Are the brand colors and logo size/position consistent throughout?
Logos should generally align towards the “grid” in the same position through the presentation. Additionally, your brand colors must be positioned in the template’s color palette in order to easily apply a brand color to text and graphics.
If you observe the presentation in grayscale, are all elements visible and readable?
People may choose to quickly use your presentation, and several printers default to black & white. For that reason, we suggest setting grayscale at the template level, to further improve readability coloured AND grayscale.
Are the fonts consistent?
This is applicable to the type of font itself (think Segoe vs Segoe Light vs Segoe Semilight) along with the height and width of headers and the entire body text. Your brand fonts needs to be set because the default fonts in the template and appearance at the top of this list of fonts.

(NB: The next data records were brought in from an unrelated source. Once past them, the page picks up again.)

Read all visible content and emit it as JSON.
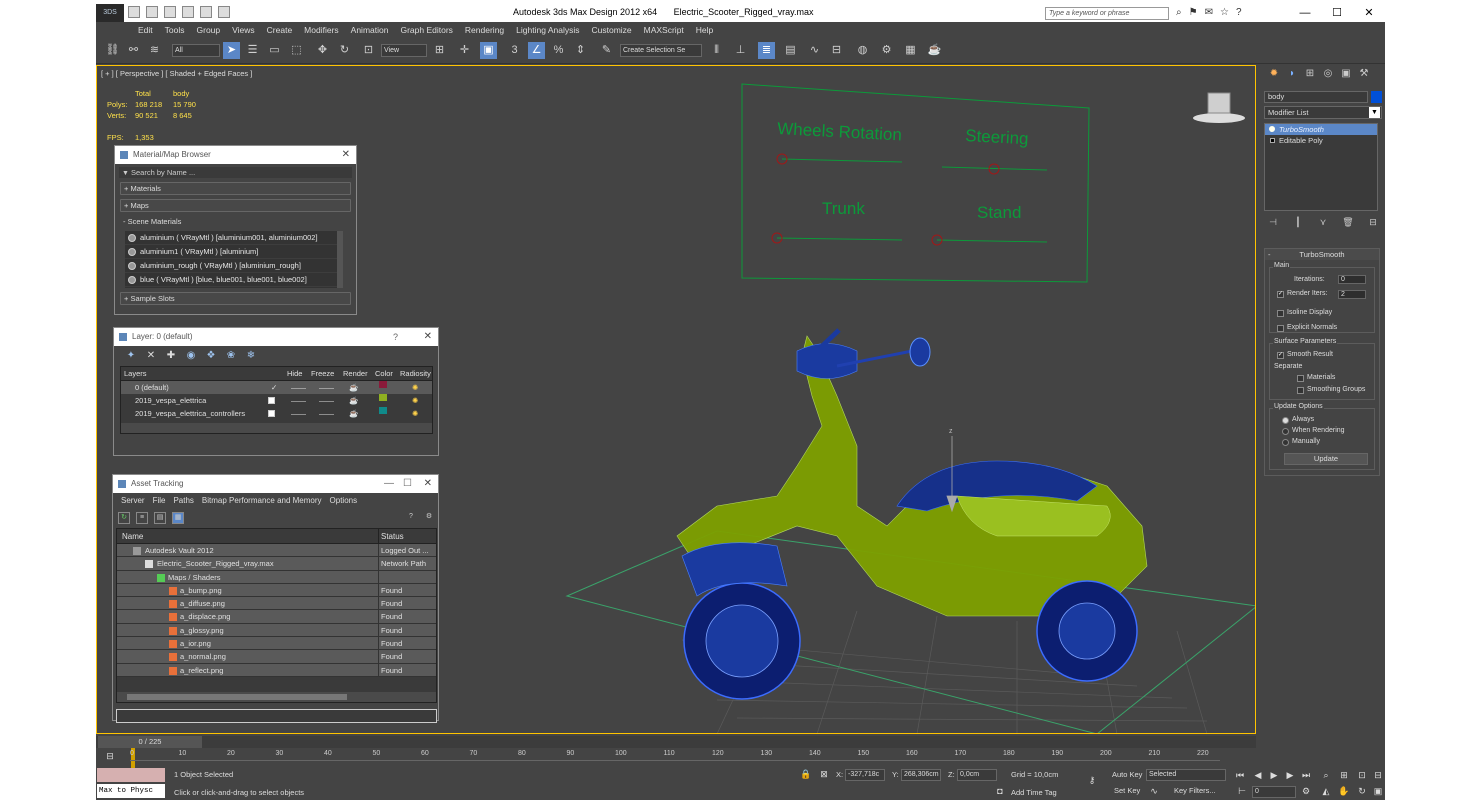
{
  "titlebar": {
    "app_title": "Autodesk 3ds Max Design 2012 x64",
    "file_name": "Electric_Scooter_Rigged_vray.max",
    "logo": "3DS",
    "search_placeholder": "Type a keyword or phrase",
    "minimize": "—",
    "maximize": "☐",
    "close": "✕"
  },
  "menu": [
    "Edit",
    "Tools",
    "Group",
    "Views",
    "Create",
    "Modifiers",
    "Animation",
    "Graph Editors",
    "Rendering",
    "Lighting Analysis",
    "Customize",
    "MAXScript",
    "Help"
  ],
  "toolbar": {
    "filter_select": "All",
    "refcoord_select": "View",
    "named_selection": "Create Selection Se"
  },
  "viewport": {
    "label": "[ + ] [ Perspective ] [ Shaded + Edged Faces ]",
    "stats": {
      "header_total": "Total",
      "header_obj": "body",
      "polys_label": "Polys:",
      "polys_total": "168 218",
      "polys_obj": "15 790",
      "verts_label": "Verts:",
      "verts_total": "90 521",
      "verts_obj": "8 645",
      "fps_label": "FPS:",
      "fps_value": "1,353"
    },
    "controls_panel": {
      "labels": [
        "Wheels Rotation",
        "Steering",
        "Trunk",
        "Stand"
      ]
    },
    "axis_label": "z"
  },
  "material_browser": {
    "title": "Material/Map Browser",
    "search": "Search by Name ...",
    "sections": [
      "+ Materials",
      "+ Maps",
      "- Scene Materials",
      "+ Sample Slots"
    ],
    "items": [
      "aluminium  ( VRayMtl )  [aluminium001, aluminium002]",
      "aluminium1  ( VRayMtl )  [aluminium]",
      "aluminium_rough  ( VRayMtl )  [aluminium_rough]",
      "blue  ( VRayMtl )  [blue, blue001, blue001, blue002]"
    ]
  },
  "layer_manager": {
    "title": "Layer: 0 (default)",
    "help": "?",
    "columns": [
      "Layers",
      "Hide",
      "Freeze",
      "Render",
      "Color",
      "Radiosity"
    ],
    "rows": [
      {
        "name": "0 (default)",
        "color": "#8a1a3a",
        "current": "✓"
      },
      {
        "name": "2019_vespa_elettrica",
        "color": "#8fb020",
        "current": ""
      },
      {
        "name": "2019_vespa_elettrica_controllers",
        "color": "#108a8a",
        "current": ""
      }
    ],
    "dash": "——"
  },
  "asset_tracking": {
    "title": "Asset Tracking",
    "menu": [
      "Server",
      "File",
      "Paths",
      "Bitmap Performance and Memory",
      "Options"
    ],
    "columns": [
      "Name",
      "Status"
    ],
    "rows": [
      {
        "name": "Autodesk Vault 2012",
        "status": "Logged Out ...",
        "indent": 1
      },
      {
        "name": "Electric_Scooter_Rigged_vray.max",
        "status": "Network Path",
        "indent": 2
      },
      {
        "name": "Maps / Shaders",
        "status": "",
        "indent": 3
      },
      {
        "name": "a_bump.png",
        "status": "Found",
        "indent": 4
      },
      {
        "name": "a_diffuse.png",
        "status": "Found",
        "indent": 4
      },
      {
        "name": "a_displace.png",
        "status": "Found",
        "indent": 4
      },
      {
        "name": "a_glossy.png",
        "status": "Found",
        "indent": 4
      },
      {
        "name": "a_ior.png",
        "status": "Found",
        "indent": 4
      },
      {
        "name": "a_normal.png",
        "status": "Found",
        "indent": 4
      },
      {
        "name": "a_reflect.png",
        "status": "Found",
        "indent": 4
      }
    ]
  },
  "command_panel": {
    "object_name": "body",
    "object_color": "#0050d8",
    "modifier_list": "Modifier List",
    "stack": [
      "TurboSmooth",
      "Editable Poly"
    ],
    "turbosmooth": {
      "title": "TurboSmooth",
      "main": "Main",
      "iterations_label": "Iterations:",
      "iterations": "0",
      "render_iters_label": "Render Iters:",
      "render_iters": "2",
      "isoline": "Isoline Display",
      "explicit_normals": "Explicit Normals",
      "surface_params": "Surface Parameters",
      "smooth_result": "Smooth Result",
      "separate": "Separate",
      "materials": "Materials",
      "smoothing_groups": "Smoothing Groups",
      "update_options": "Update Options",
      "always": "Always",
      "when_rendering": "When Rendering",
      "manually": "Manually",
      "update_btn": "Update"
    }
  },
  "timeline": {
    "frame": "0 / 225",
    "ticks": [
      "0",
      "10",
      "20",
      "30",
      "40",
      "50",
      "60",
      "70",
      "80",
      "90",
      "100",
      "110",
      "120",
      "130",
      "140",
      "150",
      "160",
      "170",
      "180",
      "190",
      "200",
      "210",
      "220"
    ]
  },
  "status": {
    "selected": "1 Object Selected",
    "prompt": "Click or click-and-drag to select objects",
    "maxscript": "Max to Physc",
    "x_label": "X:",
    "x": "-327,718c",
    "y_label": "Y:",
    "y": "268,306cm",
    "z_label": "Z:",
    "z": "0,0cm",
    "grid": "Grid = 10,0cm",
    "add_time_tag": "Add Time Tag",
    "auto_key": "Auto Key",
    "set_key": "Set Key",
    "key_mode": "Selected",
    "key_filters": "Key Filters...",
    "frame_field": "0"
  }
}
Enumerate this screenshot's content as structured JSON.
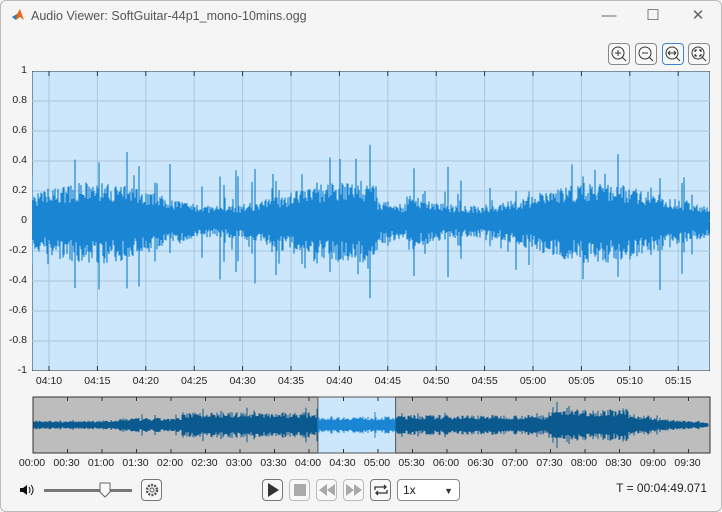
{
  "window": {
    "title": "Audio Viewer: SoftGuitar-44p1_mono-10mins.ogg",
    "minimize": "—",
    "maximize": "☐",
    "close": "✕"
  },
  "toolbar": {
    "zoom_in": "zoom-in",
    "zoom_out": "zoom-out",
    "zoom_x": "zoom-horizontal",
    "zoom_reset": "restore-view"
  },
  "main_plot": {
    "yticks": [
      "1",
      "0.8",
      "0.6",
      "0.4",
      "0.2",
      "0",
      "-0.2",
      "-0.4",
      "-0.6",
      "-0.8",
      "-1"
    ],
    "xticks": [
      "04:10",
      "04:15",
      "04:20",
      "04:25",
      "04:30",
      "04:35",
      "04:40",
      "04:45",
      "04:50",
      "04:55",
      "05:00",
      "05:05",
      "05:10",
      "05:15"
    ],
    "bg": "#cce6fb",
    "wave": "#1a86d3"
  },
  "overview": {
    "xticks": [
      "00:00",
      "00:30",
      "01:00",
      "01:30",
      "02:00",
      "02:30",
      "03:00",
      "03:30",
      "04:00",
      "04:30",
      "05:00",
      "05:30",
      "06:00",
      "06:30",
      "07:00",
      "07:30",
      "08:00",
      "08:30",
      "09:00",
      "09:30"
    ],
    "selection_start_s": 248.3,
    "selection_end_s": 316,
    "total_s": 590,
    "bg": "#bdbdbd",
    "wave": "#0b5a8f"
  },
  "controls": {
    "volume": 0.69,
    "speed": "1x",
    "time_readout": "T = 00:04:49.071"
  }
}
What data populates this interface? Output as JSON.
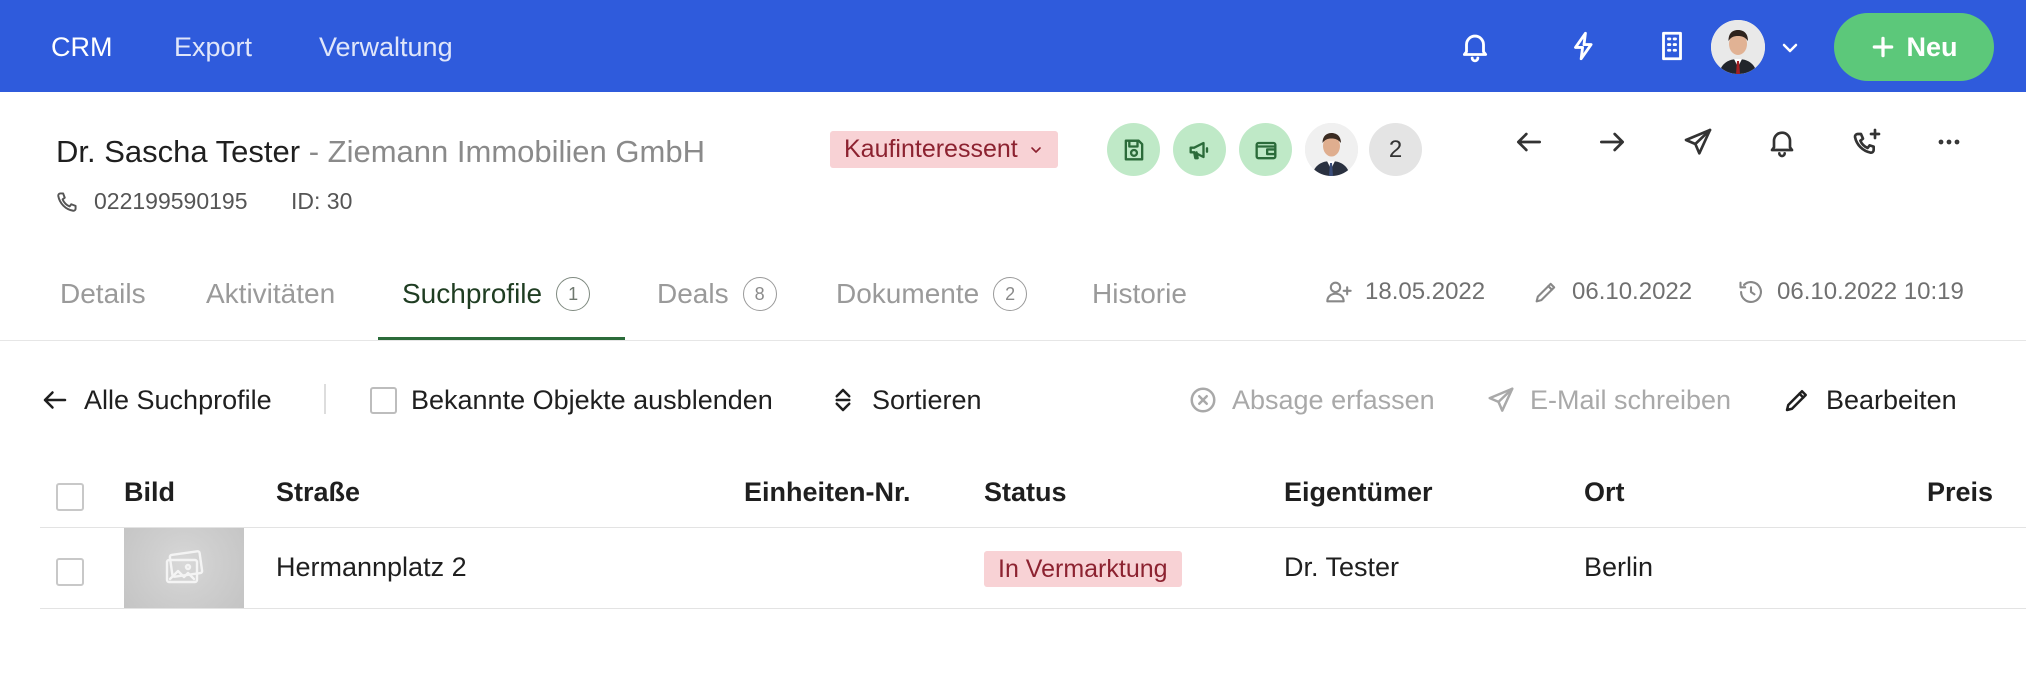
{
  "topnav": {
    "items": [
      {
        "label": "CRM"
      },
      {
        "label": "Export"
      },
      {
        "label": "Verwaltung"
      }
    ],
    "icons": [
      "bell-icon",
      "lightning-icon",
      "building-icon"
    ],
    "new_button_label": "Neu",
    "accent_color": "#2f5bdc",
    "new_button_color": "#5cc87a"
  },
  "contact": {
    "name": "Dr. Sascha Tester",
    "separator": " - ",
    "company": "Ziemann Immobilien GmbH",
    "phone": "022199590195",
    "id": "ID: 30",
    "lead_status": "Kaufinteressent",
    "linked_count": "2"
  },
  "tabs": [
    {
      "label": "Details"
    },
    {
      "label": "Aktivitäten"
    },
    {
      "label": "Suchprofile",
      "count": "1",
      "active": true
    },
    {
      "label": "Deals",
      "count": "8"
    },
    {
      "label": "Dokumente",
      "count": "2"
    },
    {
      "label": "Historie"
    }
  ],
  "meta": {
    "created": "18.05.2022",
    "edited": "06.10.2022",
    "last_activity": "06.10.2022 10:19"
  },
  "toolbar": {
    "back_label": "Alle Suchprofile",
    "hide_known_label": "Bekannte Objekte ausblenden",
    "sort_label": "Sortieren",
    "decline_label": "Absage erfassen",
    "email_label": "E-Mail schreiben",
    "edit_label": "Bearbeiten"
  },
  "table": {
    "columns": [
      "Bild",
      "Straße",
      "Einheiten-Nr.",
      "Status",
      "Eigentümer",
      "Ort",
      "Preis"
    ],
    "rows": [
      {
        "street": "Hermannplatz 2",
        "unit": "",
        "status": "In Vermarktung",
        "owner": "Dr. Tester",
        "city": "Berlin",
        "price": ""
      }
    ]
  },
  "colors": {
    "status_badge_bg": "#f8d2d5",
    "status_badge_text": "#8c2230",
    "active_tab": "#2b6b3a",
    "quick_action_bg": "#bfe9c7"
  }
}
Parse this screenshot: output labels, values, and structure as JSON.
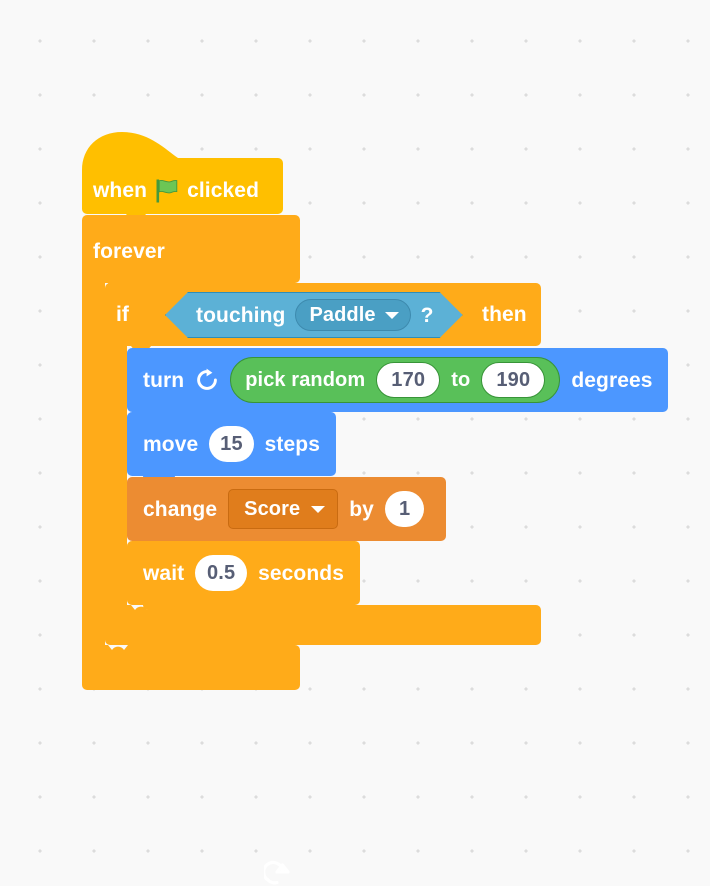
{
  "workspace": {
    "background_color": "#f9f9f9",
    "dot_color": "#dcdcdc"
  },
  "script": {
    "hat": {
      "prefix": "when",
      "icon": "green-flag-icon",
      "suffix": "clicked",
      "color": "#ffbf00"
    },
    "forever": {
      "label": "forever",
      "color": "#ffab19",
      "loop_icon": "loop-arrow-icon"
    },
    "if_block": {
      "if_label": "if",
      "then_label": "then",
      "color": "#ffab19",
      "condition": {
        "label": "touching",
        "target": "Paddle",
        "question": "?",
        "color": "#5cb1d6",
        "dropdown_icon": "chevron-down-icon"
      }
    },
    "blocks": [
      {
        "name": "turn-block",
        "label": "turn",
        "icon": "turn-clockwise-icon",
        "suffix": "degrees",
        "color": "#4c97ff",
        "reporter": {
          "label": "pick random",
          "from": "170",
          "middle": "to",
          "to": "190",
          "color": "#59c059"
        }
      },
      {
        "name": "move-block",
        "label": "move",
        "value": "15",
        "suffix": "steps",
        "color": "#4c97ff"
      },
      {
        "name": "change-block",
        "label": "change",
        "variable": "Score",
        "middle": "by",
        "value": "1",
        "color": "#ec8c32",
        "dropdown_icon": "chevron-down-icon"
      },
      {
        "name": "wait-block",
        "label": "wait",
        "value": "0.5",
        "suffix": "seconds",
        "color": "#ffab19"
      }
    ]
  }
}
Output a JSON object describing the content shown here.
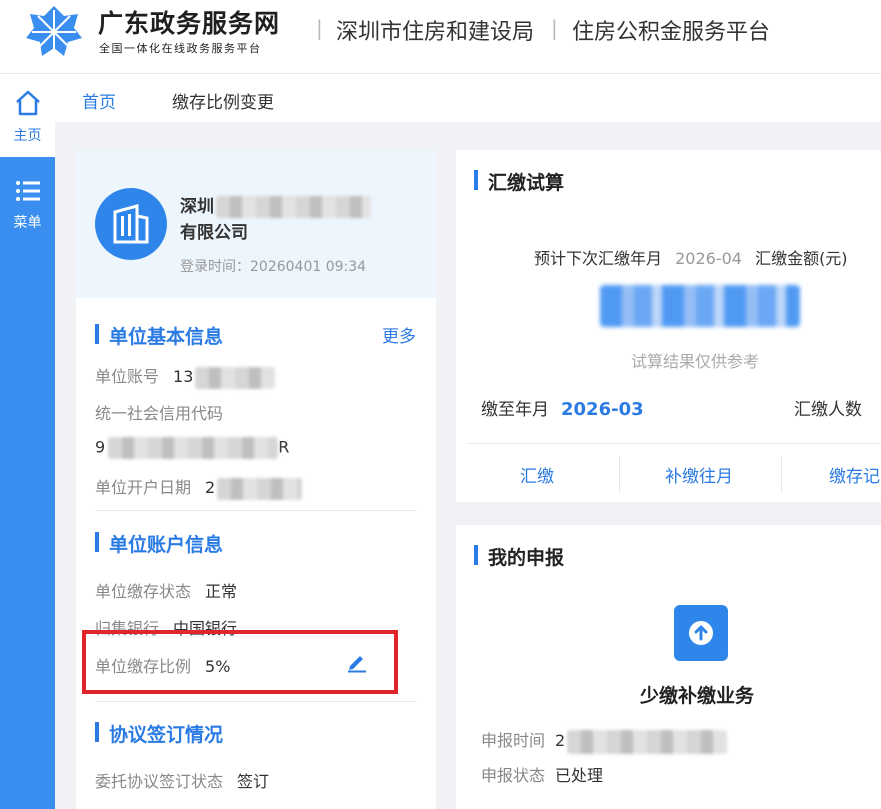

Your presentation not just needs to connect to your audience, it must represent your brand’s vision and values. Because of this beyond containing the right brand colors, logos and fonts, your template needs to reflect the personality as well as the ethos of the brand. Companies spend considerable time and money on his or her brand identity. Any point of contact that men and women have using your brand should be consistent and thought of; a speech template both tells your story, and evokes the sense, voice, and style of one’s brand.